Par exemple, nous avons développé une plateforme de gestion des pratiques et des données agricoles appelée AgroTrack en collaboration avec le Marché commun de l'Afrique orientale et australe (COMESA), un grand bloc régional composé de 21 États membres africains. Notre objectif était d'établir une plateforme régionale qui permette un flux de données numériques et une analyse transparente afin de répondre à des préoccupations telles que la sécurité alimentaire et l'assurance qualité à travers les frontières. Après un essai réussi au Kenya, le COMESA a demandé que la plateforme soit étendue à l'ensemble du bloc. En travaillant avec des partenaires stratégiques pour intégrer dans le système des organismes de réglementation des semences tels que le Service d'inspection phytosanitaire du Kenya (KEPHIS) et l'Unité des services de semences du Malawi (SSU), une plateforme émerge pour garantir que les produits agricoles répondent aux normes réglementaires dès le départ. Ces autorités gouvernementales délivrent les certificats de qualité des semences par l'intermédiaire de la plateforme et dans un format que les agriculteurs peuvent vérifier à l'aide de leur téléphone portable. Cette approche, que je qualifierais de « sur-résolution », réduit les frictions que nous aurions pu rencontrer si nous avions choisi d'agir seuls, en nous concentrant sur le segment le plus rentable du problème (les besoins de l'industrie) et en surmontant les obstacles réglementaires au fur et à mesure de leur apparition. Je pense que les plateformes d'innovation sociale doivent souvent « sur-résoudre » dès le début, en anticipant les pressions réglementaires et en incorporant des éléments du secteur public dans leurs modèles. AgroTrack crée en outre une boucle de rétroaction entre les agriculteurs, les régulateurs et la plateforme, ce qui permet de réduire les problèmes tels que les produits de mauvaise qualité qui échappent aux inspections et d'améliorer le suivi des problèmes. L'approche de sur-résolution peut être initialement plus lente, mais elle offre plus de stabilité et réduit les fluctuations au fur et à mesure que la plateforme s'étend.

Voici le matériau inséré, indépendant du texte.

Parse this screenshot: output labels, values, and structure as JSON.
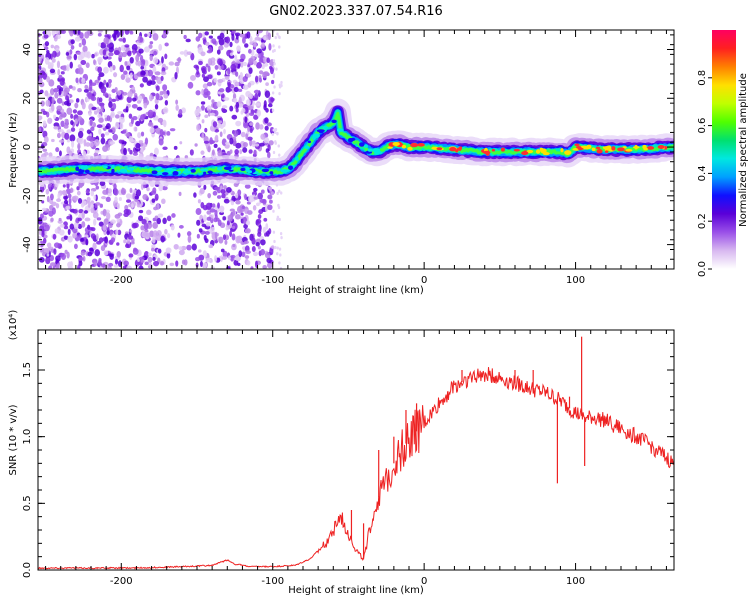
{
  "title": "GN02.2023.337.07.54.R16",
  "chart_data": [
    {
      "type": "heatmap",
      "title": "",
      "xlabel": "Height of straight line (km)",
      "ylabel": "Frequency (Hz)",
      "xlim": [
        -255,
        165
      ],
      "ylim": [
        -50,
        48
      ],
      "xticks": [
        -200,
        -100,
        0,
        100
      ],
      "xtick_labels": [
        "-200",
        "-100",
        "0",
        "100"
      ],
      "yticks": [
        -40,
        -20,
        0,
        20,
        40
      ],
      "ytick_labels": [
        "-40",
        "-20",
        "0",
        "20",
        "40"
      ],
      "colorbar": {
        "label": "Normalized spectral amplitude",
        "range": [
          0,
          1
        ],
        "ticks": [
          0.0,
          0.2,
          0.4,
          0.6,
          0.8
        ],
        "tick_labels": [
          "0.0",
          "0.2",
          "0.4",
          "0.6",
          "0.8"
        ],
        "colors": [
          "#ffffff",
          "#d8b8f0",
          "#9a50e8",
          "#5a00d8",
          "#1010ff",
          "#00a0ff",
          "#00e8e0",
          "#00e070",
          "#50ff00",
          "#c0ff00",
          "#ffe000",
          "#ff8000",
          "#ff2020",
          "#ff0060"
        ]
      },
      "ridge": {
        "x": [
          -255,
          -230,
          -200,
          -170,
          -150,
          -130,
          -110,
          -100,
          -95,
          -90,
          -85,
          -80,
          -75,
          -70,
          -65,
          -60,
          -57,
          -55,
          -50,
          -45,
          -40,
          -35,
          -30,
          -25,
          -20,
          -15,
          -10,
          -5,
          0,
          20,
          40,
          60,
          80,
          90,
          95,
          100,
          120,
          140,
          165
        ],
        "freq": [
          -10,
          -9,
          -9,
          -10,
          -10,
          -9,
          -10,
          -10,
          -10,
          -9,
          -6,
          -2,
          2,
          6,
          8,
          10,
          14,
          6,
          4,
          2,
          0,
          -2,
          -2,
          0,
          1,
          1,
          0,
          0,
          0,
          -1,
          -2,
          -2,
          -2,
          -2,
          -3,
          0,
          -1,
          -1,
          0
        ]
      }
    },
    {
      "type": "line",
      "title": "",
      "xlabel": "Height of straight line (km)",
      "ylabel": "SNR (10 * v/v)",
      "y_multiplier": "(x10⁴)",
      "xlim": [
        -255,
        165
      ],
      "ylim": [
        0,
        1.8
      ],
      "xticks": [
        -200,
        -100,
        0,
        100
      ],
      "xtick_labels": [
        "-200",
        "-100",
        "0",
        "100"
      ],
      "yticks": [
        0.0,
        0.5,
        1.0,
        1.5
      ],
      "ytick_labels": [
        "0.0",
        "0.5",
        "1.0",
        "1.5"
      ],
      "color": "#ee2222",
      "series": [
        {
          "name": "SNR",
          "x": [
            -255,
            -220,
            -190,
            -160,
            -140,
            -135,
            -130,
            -125,
            -115,
            -100,
            -85,
            -75,
            -65,
            -60,
            -55,
            -50,
            -45,
            -40,
            -35,
            -30,
            -25,
            -20,
            -15,
            -10,
            0,
            10,
            20,
            30,
            40,
            50,
            55,
            60,
            70,
            80,
            85,
            90,
            95,
            100,
            105,
            108,
            110,
            120,
            130,
            140,
            150,
            160,
            165
          ],
          "y": [
            0.01,
            0.01,
            0.01,
            0.02,
            0.03,
            0.05,
            0.07,
            0.04,
            0.02,
            0.02,
            0.03,
            0.08,
            0.2,
            0.3,
            0.4,
            0.28,
            0.15,
            0.08,
            0.35,
            0.55,
            0.65,
            0.8,
            0.9,
            0.98,
            1.1,
            1.25,
            1.38,
            1.44,
            1.47,
            1.44,
            1.42,
            1.4,
            1.36,
            1.33,
            1.3,
            1.27,
            1.22,
            1.18,
            1.15,
            1.13,
            1.15,
            1.12,
            1.06,
            1.0,
            0.93,
            0.84,
            0.8
          ]
        }
      ],
      "spikes": {
        "x": [
          -48,
          -40,
          -30,
          -20,
          -12,
          -5,
          25,
          60,
          72,
          88,
          96,
          104,
          106
        ],
        "y": [
          0.45,
          0.35,
          0.9,
          1.0,
          1.2,
          1.25,
          1.5,
          1.5,
          1.5,
          0.65,
          1.3,
          1.75,
          0.78
        ]
      }
    }
  ]
}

En revanche, les plates-formes mondiales traditionnelles visent à "sous-résoudre" les problèmes et à maximiser les rendements. Il s'agit d'une limite des plateformes mondiales dont les entrepreneurs africains doivent être conscients et pour laquelle ils doivent rechercher des possibilités d'arbitrage. Il s'agit d'identifier les domaines où la sur-résolution peut apporter des avantages uniques et de créer des extensions numériques ou des services spécialisés qui exploitent cette tendance à la sous-résolution des plateformes mondiales. Les entrepreneurs africains qui comprennent et maîtrisent les besoins et les défis spécifiques des contextes locaux peuvent combler les lacunes entre les réseaux locaux et mondiaux et créer des opportunités de collaboration entre les secteurs public et privé.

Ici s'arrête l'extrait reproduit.